Here, ${{\varepsilon }_{0}}$ is the permittivity of free space. Basically, this is a mathematical quantity that represents how much electric field is permitted (penetrated) in free space or vacuum.
In this solution, $\dfrac{1}{4\pi {{\varepsilon }_{0}}}=9\times {{10}^{9}}N-{{m}^{2}}/{{C}^{2}}$this number tells us that $9\times {{10}^{9}}$field lines are crossing by a charge in a vacuum but for any medium, this number may change and the number of field lines penetrating is also changed.

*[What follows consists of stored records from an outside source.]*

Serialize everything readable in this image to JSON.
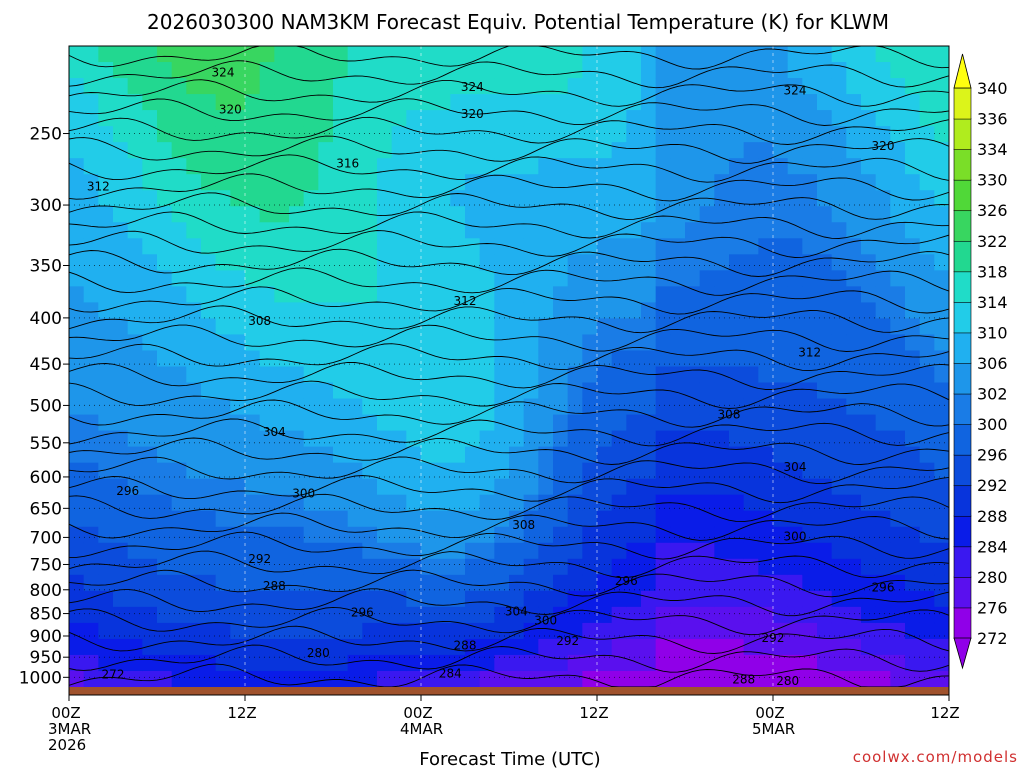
{
  "chart_data": {
    "type": "heatmap",
    "title": "2026030300 NAM3KM Forecast Equiv. Potential Temperature (K) for KLWM",
    "xlabel": "Forecast Time (UTC)",
    "ylabel": "",
    "credit": "coolwx.com/models",
    "x_ticks": [
      {
        "hour": 0,
        "lines": [
          "00Z",
          "3MAR",
          "2026"
        ]
      },
      {
        "hour": 12,
        "lines": [
          "12Z"
        ]
      },
      {
        "hour": 24,
        "lines": [
          "00Z",
          "4MAR"
        ]
      },
      {
        "hour": 36,
        "lines": [
          "12Z"
        ]
      },
      {
        "hour": 48,
        "lines": [
          "00Z",
          "5MAR"
        ]
      },
      {
        "hour": 60,
        "lines": [
          "12Z"
        ]
      }
    ],
    "xlim_hours": [
      0,
      60
    ],
    "y_scale": "log-pressure",
    "y_inverted": true,
    "ylim_hpa": [
      1025,
      200
    ],
    "y_ticks_hpa": [
      250,
      300,
      350,
      400,
      450,
      500,
      550,
      600,
      650,
      700,
      750,
      800,
      850,
      900,
      950,
      1000
    ],
    "colorbar": {
      "levels": [
        272,
        276,
        280,
        284,
        288,
        292,
        296,
        300,
        302,
        306,
        310,
        314,
        318,
        322,
        326,
        330,
        334,
        336,
        340
      ],
      "colors": [
        "#9000e8",
        "#5a10ee",
        "#3a18f0",
        "#0a1ce8",
        "#0834dc",
        "#0c4cdc",
        "#1064e0",
        "#1a7ce6",
        "#1e96ea",
        "#20b0f0",
        "#22cce8",
        "#20dcc8",
        "#22d890",
        "#38d660",
        "#50d838",
        "#7ade28",
        "#b0ec1e",
        "#dcf41a",
        "#ffff10"
      ],
      "extend": "both"
    },
    "contour_labels": [
      {
        "value": "324",
        "hour": 10.5,
        "hpa": 214
      },
      {
        "value": "324",
        "hour": 27.5,
        "hpa": 222
      },
      {
        "value": "324",
        "hour": 49.5,
        "hpa": 224
      },
      {
        "value": "320",
        "hour": 11.0,
        "hpa": 235
      },
      {
        "value": "320",
        "hour": 27.5,
        "hpa": 238
      },
      {
        "value": "320",
        "hour": 55.5,
        "hpa": 258
      },
      {
        "value": "316",
        "hour": 19.0,
        "hpa": 270
      },
      {
        "value": "312",
        "hour": 2.0,
        "hpa": 286
      },
      {
        "value": "312",
        "hour": 27.0,
        "hpa": 383
      },
      {
        "value": "308",
        "hour": 13.0,
        "hpa": 403
      },
      {
        "value": "312",
        "hour": 50.5,
        "hpa": 437
      },
      {
        "value": "308",
        "hour": 45.0,
        "hpa": 512
      },
      {
        "value": "304",
        "hour": 14.0,
        "hpa": 535
      },
      {
        "value": "304",
        "hour": 49.5,
        "hpa": 585
      },
      {
        "value": "296",
        "hour": 4.0,
        "hpa": 622
      },
      {
        "value": "300",
        "hour": 16.0,
        "hpa": 626
      },
      {
        "value": "308",
        "hour": 31.0,
        "hpa": 678
      },
      {
        "value": "300",
        "hour": 49.5,
        "hpa": 698
      },
      {
        "value": "292",
        "hour": 13.0,
        "hpa": 740
      },
      {
        "value": "288",
        "hour": 14.0,
        "hpa": 792
      },
      {
        "value": "296",
        "hour": 38.0,
        "hpa": 782
      },
      {
        "value": "296",
        "hour": 55.5,
        "hpa": 795
      },
      {
        "value": "296",
        "hour": 20.0,
        "hpa": 848
      },
      {
        "value": "304",
        "hour": 30.5,
        "hpa": 845
      },
      {
        "value": "300",
        "hour": 32.5,
        "hpa": 865
      },
      {
        "value": "292",
        "hour": 34.0,
        "hpa": 912
      },
      {
        "value": "292",
        "hour": 48.0,
        "hpa": 905
      },
      {
        "value": "288",
        "hour": 27.0,
        "hpa": 922
      },
      {
        "value": "280",
        "hour": 17.0,
        "hpa": 940
      },
      {
        "value": "284",
        "hour": 26.0,
        "hpa": 990
      },
      {
        "value": "272",
        "hour": 3.0,
        "hpa": 993
      },
      {
        "value": "288",
        "hour": 46.0,
        "hpa": 1005
      },
      {
        "value": "280",
        "hour": 49.0,
        "hpa": 1010
      }
    ]
  }
}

Also ${{\mu }_{_{0}}}$is the permeability of free space (vacuum) is a physical constant equal to $1.257\times {{10}^{-6}}H/m$(approximately). Permeability in general is symbolized by µ, and is a constant of proportionality that exists between magnetic flux density and magnetic field strength in a given medium. In certain metals, notably iron and nickel and alloys containing them, µ is greater than ${{\mu }_{_{0}}}$.
Note: Students should try to memorize this kind of very usual relationship. If they do not remember then it is a better option to write basic rememberable values of ${{\varepsilon }_{0}}$ and ${{\mu }_{_{0}}}$ thereafter performing some calculation and rearranging of terms they will get final relation easily.